El problema de fondo es más amplio: la política económica del Gobierno parece anclada en la idea de que cualquier desequilibrio puede corregirse mediante la creación de un nuevo impuesto. Esta aproximación no sólo es ineficiente, sino que genera un entorno de creciente inseguridad jurídica y fiscal. Cuando las reglas del juego cambian constantemente y la carga impositiva se incrementa de manera discrecional, la consecuencia es una menor confianza y una reducción de la inversión, tanto nacional como extranjera, cosa que ya está pasando.
Frente a esta estrategia, la alternativa es bien conocida, aunque sistemáticamente ignorada: abordar reformas estructurales por el lado de la oferta. Esto implica reducir trabas regulatorias, fomentar la competencia, mejorar la eficiencia del gasto público, reducirlo y crear un entorno propicio para la inversión y la innovación, con impuestos bajos y reformas profundas.
España arrastra una dependencia energética significativa que la hace especialmente vulnerable a perturbaciones externas
En el ámbito energético, esta necesidad es aún más evidente. España arrastra una dependencia energética significativa que la hace especialmente vulnerable a perturbaciones externas. Reducir esa dependencia debería ser una prioridad estratégica. Sin embargo, las decisiones adoptadas en los últimos años han ido en la dirección contraria, especialmente en lo que respecta a la energía nuclear.
Mientras la Unión Europea ha comenzado a reconocer el papel de la energía nuclear como fuente de energía limpia, estable y necesaria para la transición energética, el Gobierno español mantiene un calendario de cierre de centrales nucleares que resulta difícil de justificar desde un punto de vista económico y estratégico. Prescindir de una fuente de energía que proporciona estabilidad al sistema, reduce la dependencia exterior y contribuye a la descarbonización es, sencillamente, un error.
Mantener abiertas las centrales nucleares existentes no es sólo una cuestión de prudencia, sino de racionalidad económica. Pero más allá de ello, sería necesario plantear una estrategia ambiciosa que incluya el desarrollo de nuevos mini-reactores nucleares. Esta tecnología ofrece ventajas significativas en términos de flexibilidad, seguridad y coste, y podría desempeñar un papel clave en la construcción de un sistema energético más robusto.

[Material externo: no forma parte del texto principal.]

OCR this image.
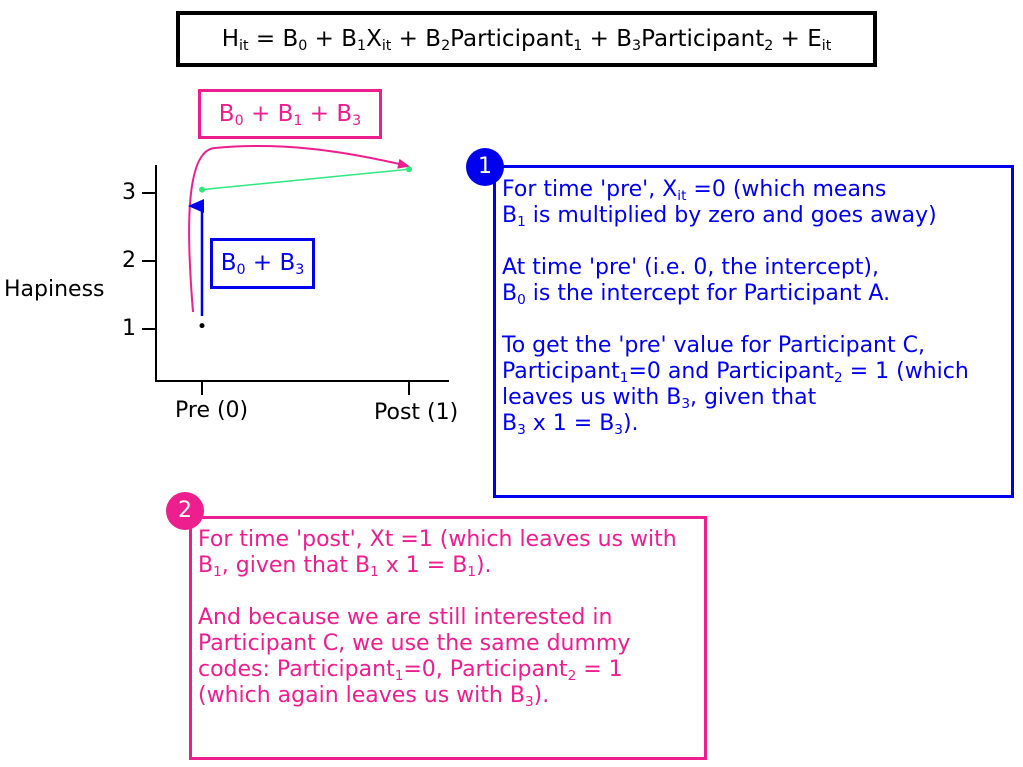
$H_{it} = B_0 + B_1X_{it}$ + $B_2Participant_1$ + $B_3Participant_2 + E_{it}$
Hapiness
1
2
3
Pre (0)	Post (1)
$B_0 + B_1 + B_3$
$B_0 + B_3$

For time 'pre', $X_{it} =0$ (which means
$B_1$ is multiplied by zero and goes away)

At time 'pre' (i.e. 0, the intercept),
$B_0$ is the intercept for Participant A.

To get the 'pre' value for Participant C,
Participant$_1$=0 and Participant$_2$ = 1 (which leaves us with $B_3$, given that
$B_3$ x $1 = B_3$).

1

For time 'post', Xt =1 (which leaves us with $B_1$, given that $B_1$ x $1 = B_1$).

And because we are still interested in Participant C, we use the same dummy codes: Participant$_1$=0, Participant$_2$ = 1 (which again leaves us with $B_3$).

2
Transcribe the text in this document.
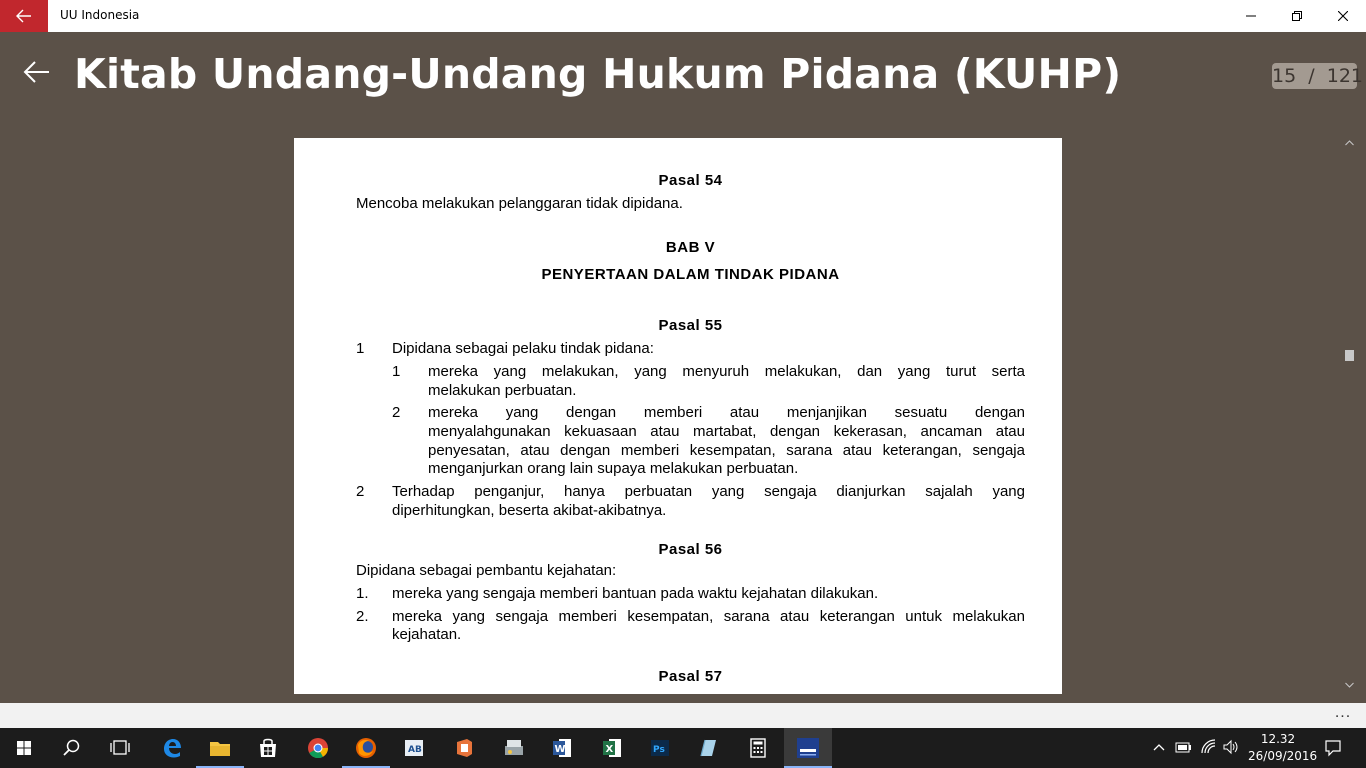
UU Indonesia
Kitab Undang-Undang Hukum Pidana (KUHP)	15  /  121
Pasal 54
Mencoba melakukan pelanggaran tidak dipidana.
BAB V
PENYERTAAN DALAM TINDAK PIDANA
Pasal 55
1 Dipidana sebagai pelaku tindak pidana:
1 mereka yang melakukan, yang menyuruh melakukan, dan yang turut serta
melakukan perbuatan.
2 mereka yang dengan memberi atau menjanjikan sesuatu dengan
menyalahgunakan kekuasaan atau martabat, dengan kekerasan, ancaman atau
penyesatan, atau dengan memberi kesempatan, sarana atau keterangan, sengaja
menganjurkan orang lain supaya melakukan perbuatan.
2 Terhadap penganjur, hanya perbuatan yang sengaja dianjurkan sajalah yang
diperhitungkan, beserta akibat-akibatnya.
Pasal 56
Dipidana sebagai pembantu kejahatan:
1. mereka yang sengaja memberi bantuan pada waktu kejahatan dilakukan.
2. mereka yang sengaja memberi kesempatan, sarana atau keterangan untuk melakukan
kejahatan.
Pasal 57
...
AB	W	X	Ps
12.32
26/09/2016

Una energía más barata, abundante y estable no sólo beneficia al consumidor, sino que mejora la competitividad de la economía
Una energía más barata, abundante y estable no sólo beneficia directamente a los consumidores, sino que mejora la competitividad del conjunto de la economía. Reduce los costes de producción, facilita la inversión y contribuye a la creación de empleo. Es, en definitiva, un elemento central para el crecimiento económico sostenido.
En lugar de avanzar en esta dirección, la propuesta de imponer un nuevo impuesto a las energéticas apunta hacia un modelo que penaliza la actividad productiva, desincentiva la inversión y traslada costes adicionales a la sociedad. Es una respuesta que, lejos de resolver los problemas, los amplifica.
La política económica no puede basarse en soluciones simplistas ni en la búsqueda de réditos inmediatos. Requiere una visión de largo plazo, centrada en la creación de riqueza y en la mejora de la competitividad. Persistir en la estrategia de gravar sistemáticamente a los sectores clave de la economía no sólo es un error técnico, sino una vía segura hacia el empobrecimiento relativo.
España necesita exactamente lo contrario: estabilidad, reformas estructurales y una apuesta decidida por un modelo energético eficiente y sostenible. Todo lo que se aleje de ese camino no hará sino aumentar la vulnerabilidad de la economía en un entorno internacional ya de por sí complejo.
- José María Rotellar es profesor de Economía y director del Observatorio Económico de la Universidad Francisco de Vitoria.